La delicada decisión de mantener a las cuatro provincias de la franja sur de la Comunidad en una fase más retrasada no se debe únicamente a la cercanía con Madrid, capital considerada como el epicentro de la pandemia, sino porque en Salamanca, Ávila, Segovia y Soria partieron de una mayor incidencia de la COVID y los criterios epidemiológicos están más justos, por encima de los ratios establecidos para las últimas dos semanas. En el caso de Segovia, aunque tiene mejores datos,  la decisión está reforzada en razones de localización y precaución ya que al principio fue una de las más afectadas.

 

Seguramente, la gestión de la crisis sanitaria ha podido tener diferentes matices mejorables. Sin embargo, es justo reconocer que tanto la consejería de Sanidad como el resto del Gobierno regional  en su conjunto han trabajado de manera coordinada con una línea de criterio bien definido, teniendo en cuenta que el desconocimiento de esta pandemia  ha provocado vaivenes que afectaron también a la toma de decisiones.
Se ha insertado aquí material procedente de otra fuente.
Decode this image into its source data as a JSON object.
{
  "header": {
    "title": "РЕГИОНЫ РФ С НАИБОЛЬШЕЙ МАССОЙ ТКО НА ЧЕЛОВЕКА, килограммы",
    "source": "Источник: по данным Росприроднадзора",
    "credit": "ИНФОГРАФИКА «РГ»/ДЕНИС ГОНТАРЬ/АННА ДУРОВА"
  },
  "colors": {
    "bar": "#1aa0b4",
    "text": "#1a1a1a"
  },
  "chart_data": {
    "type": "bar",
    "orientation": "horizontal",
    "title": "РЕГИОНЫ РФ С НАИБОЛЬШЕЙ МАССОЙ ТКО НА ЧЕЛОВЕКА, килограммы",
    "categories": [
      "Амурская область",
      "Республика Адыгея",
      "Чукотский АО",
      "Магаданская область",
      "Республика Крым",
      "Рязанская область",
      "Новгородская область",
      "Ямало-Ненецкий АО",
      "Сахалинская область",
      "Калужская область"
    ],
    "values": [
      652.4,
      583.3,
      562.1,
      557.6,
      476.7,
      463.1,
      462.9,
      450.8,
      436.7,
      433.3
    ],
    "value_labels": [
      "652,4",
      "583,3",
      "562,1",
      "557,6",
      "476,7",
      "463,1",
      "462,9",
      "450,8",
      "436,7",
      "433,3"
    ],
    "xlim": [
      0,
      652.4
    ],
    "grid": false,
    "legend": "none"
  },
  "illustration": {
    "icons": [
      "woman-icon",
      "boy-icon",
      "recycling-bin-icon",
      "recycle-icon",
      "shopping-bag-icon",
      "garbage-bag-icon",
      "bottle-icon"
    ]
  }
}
El sistema sanitario de Castilla y León nunca colapsó, aunque sí es cierto que ha llevado al límite su capacidad y este coronavirus también ha mostrado las grietas que se deben cerrarse para aplicar las soluciones necesarias.

 

Lo más normal es que dentro de una semana toda la Comunidad esté ya incluida en la Fase 3 como punto previo a finalizar el estado de alarma y entrar en esa nueva dinámica de vida que nos limita todavía en algunas facetas de nuestras costumbres, pero que abre la puerta a una revitalización de la actividad y la economía con mucho trabajo por delante para volver a ese punto inicial en el que estábamos en marzo, cuando todavía el tsunami del coronavirus nos sonaba a chino.